Calculate the inverse tangent (arctan) of any real number. Get the angle in degrees, radians, and gradians. Unlike arcsin and arccos, arctan accepts all real numbers as input.
Sources & Methodology
⏱ Last reviewed: April 2026
How to Calculate the Inverse Tangent
The inverse tangent function (arctan, also written tan⁻¹ or atan) returns the angle whose tangent equals a given value. Unlike arcsin and arccos which require input in [-1, 1], arctan accepts any real number as input because tangent itself spans all real values. The principal value range is −90° to +90° (exclusive), approaching but never reaching those limits as x approaches ±∞.
The Arctan Function: Domain and Range
arctan(x) accepts all real numbers as input (domain = all reals). The output range is strictly between −90° and +90° (open interval). Key values: arctan(0) = 0°, arctan(1) = 45°, arctan(−1) = −45°, arctan(∞) approaches 90°, arctan(−∞) approaches −90°. The function is odd: arctan(−x) = −arctan(x).
Arctan vs. Arcsin and Arccos — Key Difference
All three inverse trig functions return angles, but they differ in input domain and output range. arcsin and arccos require input in [-1, 1]. arctan accepts any real number. arcsin range: [-90°, 90°]. arccos range: [0°, 180°]. arctan range: (-90°, 90°) — open interval, never reaching exactly ±90°. Arctan is the most commonly used in programming and engineering.
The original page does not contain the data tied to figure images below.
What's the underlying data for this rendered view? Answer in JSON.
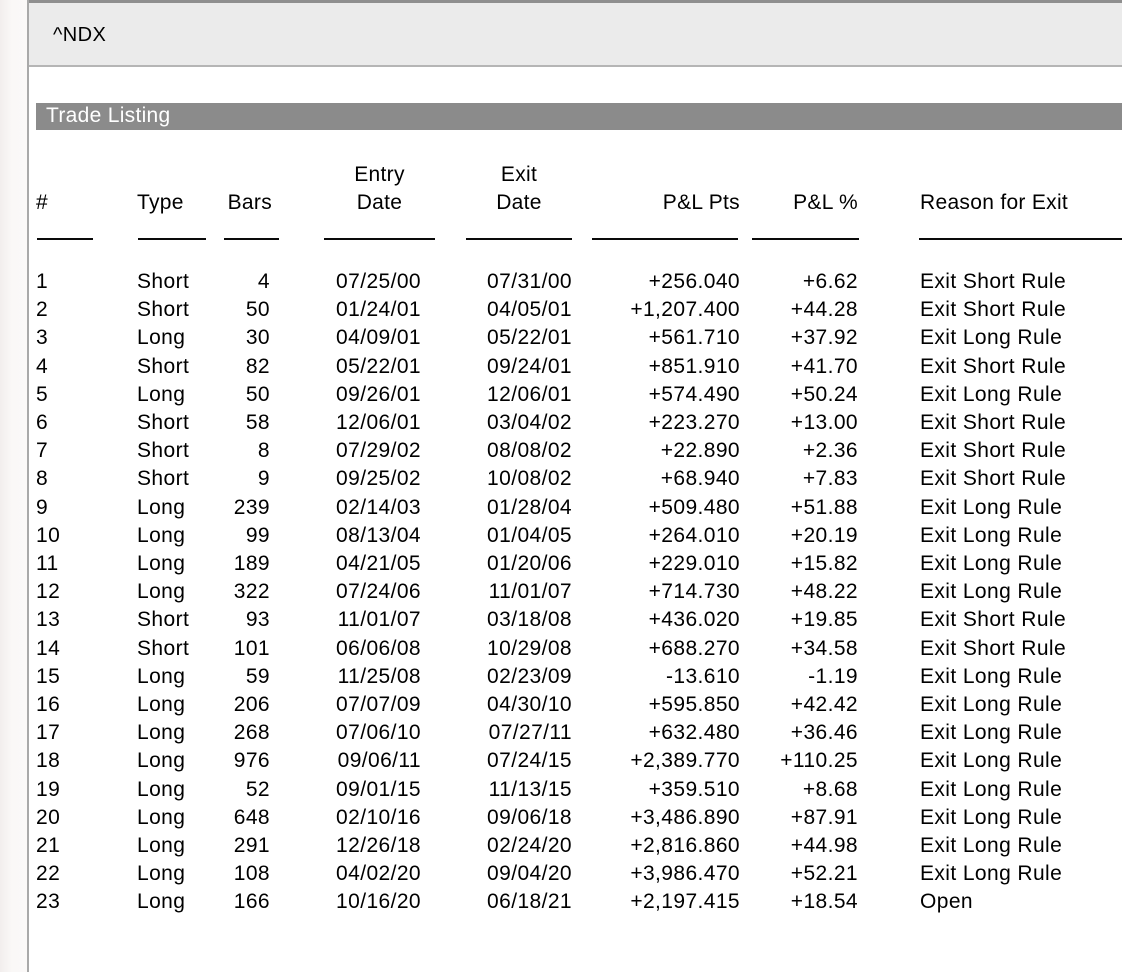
{
  "window": {
    "symbol": "^NDX"
  },
  "report": {
    "title": "Trade Listing"
  },
  "colors": {
    "section_bar_bg": "#8b8b8b",
    "section_title_text": "#ffffff",
    "titlebar_bg": "#ebebeb",
    "titlebar_top_border": "#8f8f8f",
    "titlebar_bottom_border": "#b5b5b5",
    "left_strip_border": "#a9a9a9",
    "text": "#000000"
  },
  "table": {
    "headers": {
      "num": "#",
      "type": "Type",
      "bars": "Bars",
      "entry_line1": "Entry",
      "entry_line2": "Date",
      "exit_line1": "Exit",
      "exit_line2": "Date",
      "pl_pts": "P&L Pts",
      "pl_pct": "P&L %",
      "reason": "Reason for Exit"
    },
    "rows": [
      {
        "num": "1",
        "type": "Short",
        "bars": "4",
        "entry": "07/25/00",
        "exit": "07/31/00",
        "pl_pts": "+256.040",
        "pl_pct": "+6.62",
        "reason": "Exit Short Rule"
      },
      {
        "num": "2",
        "type": "Short",
        "bars": "50",
        "entry": "01/24/01",
        "exit": "04/05/01",
        "pl_pts": "+1,207.400",
        "pl_pct": "+44.28",
        "reason": "Exit Short Rule"
      },
      {
        "num": "3",
        "type": "Long",
        "bars": "30",
        "entry": "04/09/01",
        "exit": "05/22/01",
        "pl_pts": "+561.710",
        "pl_pct": "+37.92",
        "reason": "Exit Long Rule"
      },
      {
        "num": "4",
        "type": "Short",
        "bars": "82",
        "entry": "05/22/01",
        "exit": "09/24/01",
        "pl_pts": "+851.910",
        "pl_pct": "+41.70",
        "reason": "Exit Short Rule"
      },
      {
        "num": "5",
        "type": "Long",
        "bars": "50",
        "entry": "09/26/01",
        "exit": "12/06/01",
        "pl_pts": "+574.490",
        "pl_pct": "+50.24",
        "reason": "Exit Long Rule"
      },
      {
        "num": "6",
        "type": "Short",
        "bars": "58",
        "entry": "12/06/01",
        "exit": "03/04/02",
        "pl_pts": "+223.270",
        "pl_pct": "+13.00",
        "reason": "Exit Short Rule"
      },
      {
        "num": "7",
        "type": "Short",
        "bars": "8",
        "entry": "07/29/02",
        "exit": "08/08/02",
        "pl_pts": "+22.890",
        "pl_pct": "+2.36",
        "reason": "Exit Short Rule"
      },
      {
        "num": "8",
        "type": "Short",
        "bars": "9",
        "entry": "09/25/02",
        "exit": "10/08/02",
        "pl_pts": "+68.940",
        "pl_pct": "+7.83",
        "reason": "Exit Short Rule"
      },
      {
        "num": "9",
        "type": "Long",
        "bars": "239",
        "entry": "02/14/03",
        "exit": "01/28/04",
        "pl_pts": "+509.480",
        "pl_pct": "+51.88",
        "reason": "Exit Long Rule"
      },
      {
        "num": "10",
        "type": "Long",
        "bars": "99",
        "entry": "08/13/04",
        "exit": "01/04/05",
        "pl_pts": "+264.010",
        "pl_pct": "+20.19",
        "reason": "Exit Long Rule"
      },
      {
        "num": "11",
        "type": "Long",
        "bars": "189",
        "entry": "04/21/05",
        "exit": "01/20/06",
        "pl_pts": "+229.010",
        "pl_pct": "+15.82",
        "reason": "Exit Long Rule"
      },
      {
        "num": "12",
        "type": "Long",
        "bars": "322",
        "entry": "07/24/06",
        "exit": "11/01/07",
        "pl_pts": "+714.730",
        "pl_pct": "+48.22",
        "reason": "Exit Long Rule"
      },
      {
        "num": "13",
        "type": "Short",
        "bars": "93",
        "entry": "11/01/07",
        "exit": "03/18/08",
        "pl_pts": "+436.020",
        "pl_pct": "+19.85",
        "reason": "Exit Short Rule"
      },
      {
        "num": "14",
        "type": "Short",
        "bars": "101",
        "entry": "06/06/08",
        "exit": "10/29/08",
        "pl_pts": "+688.270",
        "pl_pct": "+34.58",
        "reason": "Exit Short Rule"
      },
      {
        "num": "15",
        "type": "Long",
        "bars": "59",
        "entry": "11/25/08",
        "exit": "02/23/09",
        "pl_pts": "-13.610",
        "pl_pct": "-1.19",
        "reason": "Exit Long Rule"
      },
      {
        "num": "16",
        "type": "Long",
        "bars": "206",
        "entry": "07/07/09",
        "exit": "04/30/10",
        "pl_pts": "+595.850",
        "pl_pct": "+42.42",
        "reason": "Exit Long Rule"
      },
      {
        "num": "17",
        "type": "Long",
        "bars": "268",
        "entry": "07/06/10",
        "exit": "07/27/11",
        "pl_pts": "+632.480",
        "pl_pct": "+36.46",
        "reason": "Exit Long Rule"
      },
      {
        "num": "18",
        "type": "Long",
        "bars": "976",
        "entry": "09/06/11",
        "exit": "07/24/15",
        "pl_pts": "+2,389.770",
        "pl_pct": "+110.25",
        "reason": "Exit Long Rule"
      },
      {
        "num": "19",
        "type": "Long",
        "bars": "52",
        "entry": "09/01/15",
        "exit": "11/13/15",
        "pl_pts": "+359.510",
        "pl_pct": "+8.68",
        "reason": "Exit Long Rule"
      },
      {
        "num": "20",
        "type": "Long",
        "bars": "648",
        "entry": "02/10/16",
        "exit": "09/06/18",
        "pl_pts": "+3,486.890",
        "pl_pct": "+87.91",
        "reason": "Exit Long Rule"
      },
      {
        "num": "21",
        "type": "Long",
        "bars": "291",
        "entry": "12/26/18",
        "exit": "02/24/20",
        "pl_pts": "+2,816.860",
        "pl_pct": "+44.98",
        "reason": "Exit Long Rule"
      },
      {
        "num": "22",
        "type": "Long",
        "bars": "108",
        "entry": "04/02/20",
        "exit": "09/04/20",
        "pl_pts": "+3,986.470",
        "pl_pct": "+52.21",
        "reason": "Exit Long Rule"
      },
      {
        "num": "23",
        "type": "Long",
        "bars": "166",
        "entry": "10/16/20",
        "exit": "06/18/21",
        "pl_pts": "+2,197.415",
        "pl_pct": "+18.54",
        "reason": "Open"
      }
    ]
  }
}
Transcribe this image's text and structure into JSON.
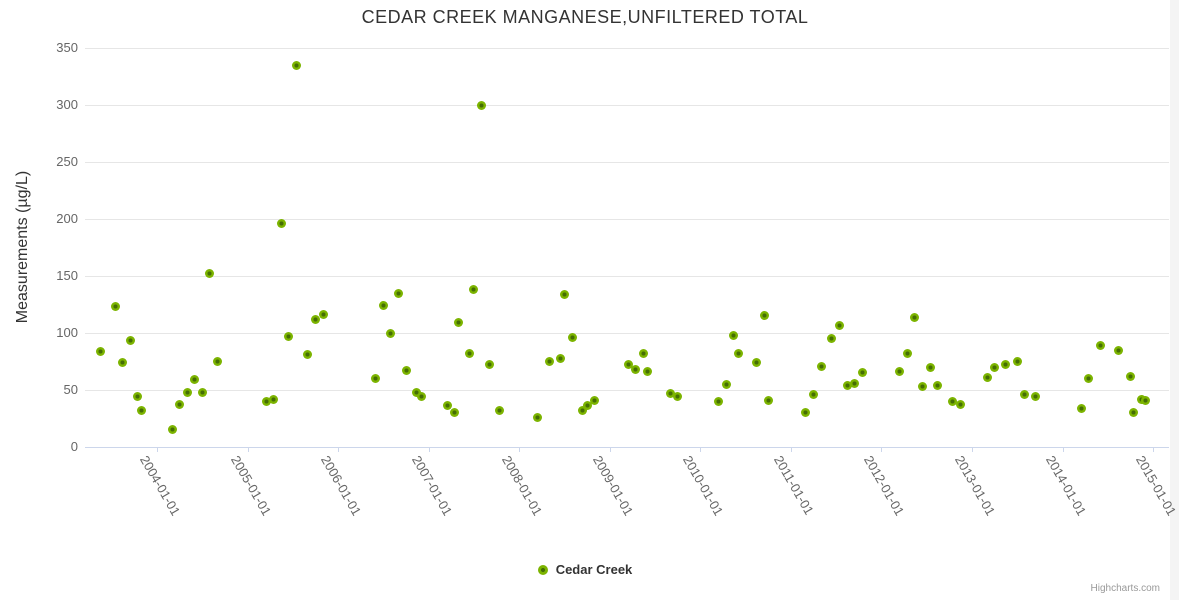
{
  "title": "CEDAR CREEK MANGANESE,UNFILTERED TOTAL",
  "legend": {
    "series_label": "Cedar Creek"
  },
  "credits_label": "Highcharts.com",
  "colors": {
    "background": "#ffffff",
    "grid": "#e6e6e6",
    "axis_line": "#ccd6eb",
    "tick": "#ccd6eb",
    "axis_label": "#666666",
    "title": "#333333",
    "marker_outer": "#7cb400",
    "marker_core": "#456e04",
    "credits": "#999999"
  },
  "chart_data": {
    "type": "scatter",
    "title": "CEDAR CREEK MANGANESE,UNFILTERED TOTAL",
    "xlabel": "",
    "ylabel": "Measurements (µg/L)",
    "ylim": [
      0,
      350
    ],
    "yticks": [
      0,
      50,
      100,
      150,
      200,
      250,
      300,
      350
    ],
    "xticks": [
      "2004-01-01",
      "2005-01-01",
      "2006-01-01",
      "2007-01-01",
      "2008-01-01",
      "2009-01-01",
      "2010-01-01",
      "2011-01-01",
      "2012-01-01",
      "2013-01-01",
      "2014-01-01",
      "2015-01-01"
    ],
    "x_range_years": [
      2003.205,
      2015.176
    ],
    "grid": "horizontal-only",
    "legend_position": "bottom-center",
    "series": [
      {
        "name": "Cedar Creek",
        "points": [
          [
            "2003-05-15",
            84
          ],
          [
            "2003-07-15",
            123
          ],
          [
            "2003-08-15",
            74
          ],
          [
            "2003-09-15",
            93
          ],
          [
            "2003-10-15",
            44
          ],
          [
            "2003-11-01",
            32
          ],
          [
            "2004-03-01",
            15
          ],
          [
            "2004-04-01",
            37
          ],
          [
            "2004-05-01",
            48
          ],
          [
            "2004-06-01",
            59
          ],
          [
            "2004-07-01",
            48
          ],
          [
            "2004-08-01",
            152
          ],
          [
            "2004-09-01",
            75
          ],
          [
            "2005-03-15",
            40
          ],
          [
            "2005-04-15",
            42
          ],
          [
            "2005-05-15",
            196
          ],
          [
            "2005-06-15",
            97
          ],
          [
            "2005-07-15",
            335
          ],
          [
            "2005-09-01",
            81
          ],
          [
            "2005-10-01",
            112
          ],
          [
            "2005-11-01",
            116
          ],
          [
            "2006-06-01",
            60
          ],
          [
            "2006-07-01",
            124
          ],
          [
            "2006-08-01",
            100
          ],
          [
            "2006-09-01",
            135
          ],
          [
            "2006-10-01",
            67
          ],
          [
            "2006-11-15",
            48
          ],
          [
            "2006-12-01",
            44
          ],
          [
            "2007-03-15",
            36
          ],
          [
            "2007-04-15",
            30
          ],
          [
            "2007-05-01",
            109
          ],
          [
            "2007-06-15",
            82
          ],
          [
            "2007-07-01",
            138
          ],
          [
            "2007-08-01",
            300
          ],
          [
            "2007-09-01",
            72
          ],
          [
            "2007-10-15",
            32
          ],
          [
            "2008-03-15",
            26
          ],
          [
            "2008-05-01",
            75
          ],
          [
            "2008-06-15",
            78
          ],
          [
            "2008-07-01",
            134
          ],
          [
            "2008-08-01",
            96
          ],
          [
            "2008-09-15",
            32
          ],
          [
            "2008-10-01",
            36
          ],
          [
            "2008-11-01",
            41
          ],
          [
            "2009-03-15",
            72
          ],
          [
            "2009-04-15",
            68
          ],
          [
            "2009-05-15",
            82
          ],
          [
            "2009-06-01",
            66
          ],
          [
            "2009-09-01",
            47
          ],
          [
            "2009-10-01",
            44
          ],
          [
            "2010-03-15",
            40
          ],
          [
            "2010-04-15",
            55
          ],
          [
            "2010-05-15",
            98
          ],
          [
            "2010-06-01",
            82
          ],
          [
            "2010-08-15",
            74
          ],
          [
            "2010-09-15",
            115
          ],
          [
            "2010-10-01",
            41
          ],
          [
            "2011-03-01",
            30
          ],
          [
            "2011-04-01",
            46
          ],
          [
            "2011-05-01",
            71
          ],
          [
            "2011-06-15",
            95
          ],
          [
            "2011-07-15",
            107
          ],
          [
            "2011-08-15",
            54
          ],
          [
            "2011-09-15",
            56
          ],
          [
            "2011-10-15",
            65
          ],
          [
            "2012-03-15",
            66
          ],
          [
            "2012-04-15",
            82
          ],
          [
            "2012-05-15",
            114
          ],
          [
            "2012-06-15",
            53
          ],
          [
            "2012-07-15",
            70
          ],
          [
            "2012-08-15",
            54
          ],
          [
            "2012-10-15",
            40
          ],
          [
            "2012-11-15",
            37
          ],
          [
            "2013-03-01",
            61
          ],
          [
            "2013-04-01",
            70
          ],
          [
            "2013-05-15",
            72
          ],
          [
            "2013-07-01",
            75
          ],
          [
            "2013-08-01",
            46
          ],
          [
            "2013-09-15",
            44
          ],
          [
            "2014-03-15",
            34
          ],
          [
            "2014-04-15",
            60
          ],
          [
            "2014-06-01",
            89
          ],
          [
            "2014-08-15",
            85
          ],
          [
            "2014-10-01",
            62
          ],
          [
            "2014-10-15",
            30
          ],
          [
            "2014-11-15",
            42
          ],
          [
            "2014-12-01",
            41
          ]
        ]
      }
    ]
  }
}
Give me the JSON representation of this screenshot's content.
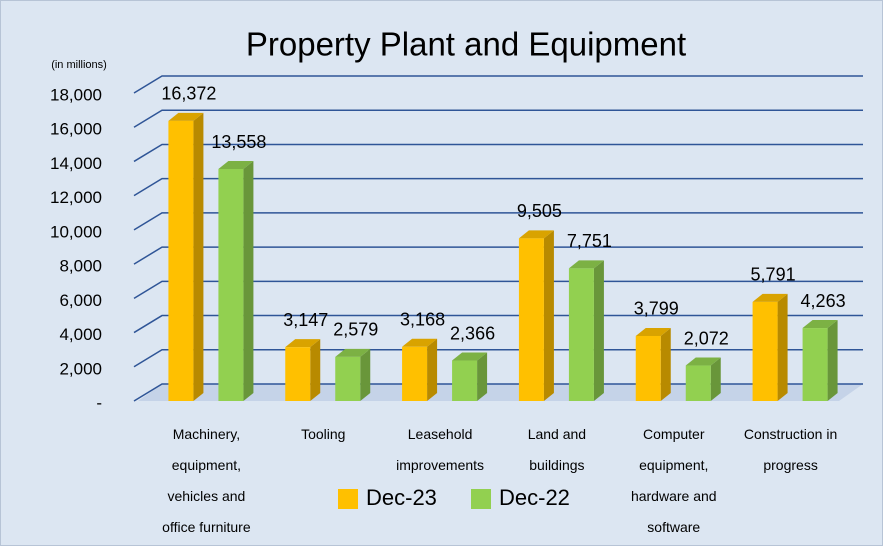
{
  "chart_data": {
    "type": "bar3d",
    "title": "Property Plant and Equipment",
    "y_axis_label": "(in millions)",
    "categories": [
      "Machinery, equipment, vehicles and office furniture",
      "Tooling",
      "Leasehold improvements",
      "Land and buildings",
      "Computer equipment, hardware and software",
      "Construction in progress"
    ],
    "series": [
      {
        "name": "Dec-23",
        "color": "#FFC000",
        "values": [
          16372,
          3147,
          3168,
          9505,
          3799,
          5791
        ],
        "value_labels": [
          "16,372",
          "3,147",
          "3,168",
          "9,505",
          "3,799",
          "5,791"
        ]
      },
      {
        "name": "Dec-22",
        "color": "#92D050",
        "values": [
          13558,
          2579,
          2366,
          7751,
          2072,
          4263
        ],
        "value_labels": [
          "13,558",
          "2,579",
          "2,366",
          "7,751",
          "2,072",
          "4,263"
        ]
      }
    ],
    "ylim": [
      0,
      18000
    ],
    "yticks": [
      {
        "value": 0,
        "label": "-"
      },
      {
        "value": 2000,
        "label": "2,000"
      },
      {
        "value": 4000,
        "label": "4,000"
      },
      {
        "value": 6000,
        "label": "6,000"
      },
      {
        "value": 8000,
        "label": "8,000"
      },
      {
        "value": 10000,
        "label": "10,000"
      },
      {
        "value": 12000,
        "label": "12,000"
      },
      {
        "value": 14000,
        "label": "14,000"
      },
      {
        "value": 16000,
        "label": "16,000"
      },
      {
        "value": 18000,
        "label": "18,000"
      }
    ],
    "grid": true,
    "legend": "bottom"
  }
}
atan2: The Two-Argument Arctangent
atan2(y, x) is a variant that takes two arguments (y, x) and returns the angle in the correct quadrant for all four quadrants, ranging from −180° to +180°. It solves the ambiguity of arctan when both coordinates are needed: atan2(1, −1) = 135° (second quadrant), while arctan(1/−1) = arctan(−1) = −45° (fourth quadrant). atan2 is essential in programming for converting Cartesian to polar coordinates.
Applications of Arctan
Arctan appears in: 1) Slope-to-angle conversion: angle = arctan(rise/run). 2) Vector angle from components: angle = arctan(y/x) or atan2(y,x). 3) Camera/optics: field of view = 2 x arctan(sensor_size / (2 x focal_length)). 4) Electronics: phase angle of RC circuits = arctan(1/(omega x R x C)). 5) Approximations: pi = 4 x arctan(1) = 4 x 45°.
Inverse Tangent Common Values
| x value | arctan(x) degrees | arctan(x) radians | Notes |
|---|---|---|---|
| -∞ | -90° (limit) | -π/2 (limit) | approaches but never reaches |
| -1.732 | -60° | -π/3 (-1.0472) | tan(-60°) = -sqrt(3) |
| -1 | -45° | -π/4 (-0.7854) | tan(-45°) = -1 |
| -0.577 | -30° | -π/6 (-0.5236) | tan(-30°) = -1/sqrt(3) |
| 0 | 0° | 0 | tan(0°) = 0 |
| 0.577 | 30° | π/6 (0.5236) | tan(30°) = 1/sqrt(3) |
| 1 | 45° | π/4 (0.7854) | tan(45°) = 1 |
| 1.732 | 60° | π/3 (1.0472) | tan(60°) = sqrt(3) |
| +∞ | 90° (limit) | π/2 (limit) | approaches but never reaches |
atan2(y, x) instead of atan(y/x) when working with 2D coordinates. atan2 handles all four quadrants correctly, avoids division by zero when x=0, and returns the correct quadrant angle in the range (-180°, 180°]. JavaScript: Math.atan2(y, x). Python: math.atan2(y, x).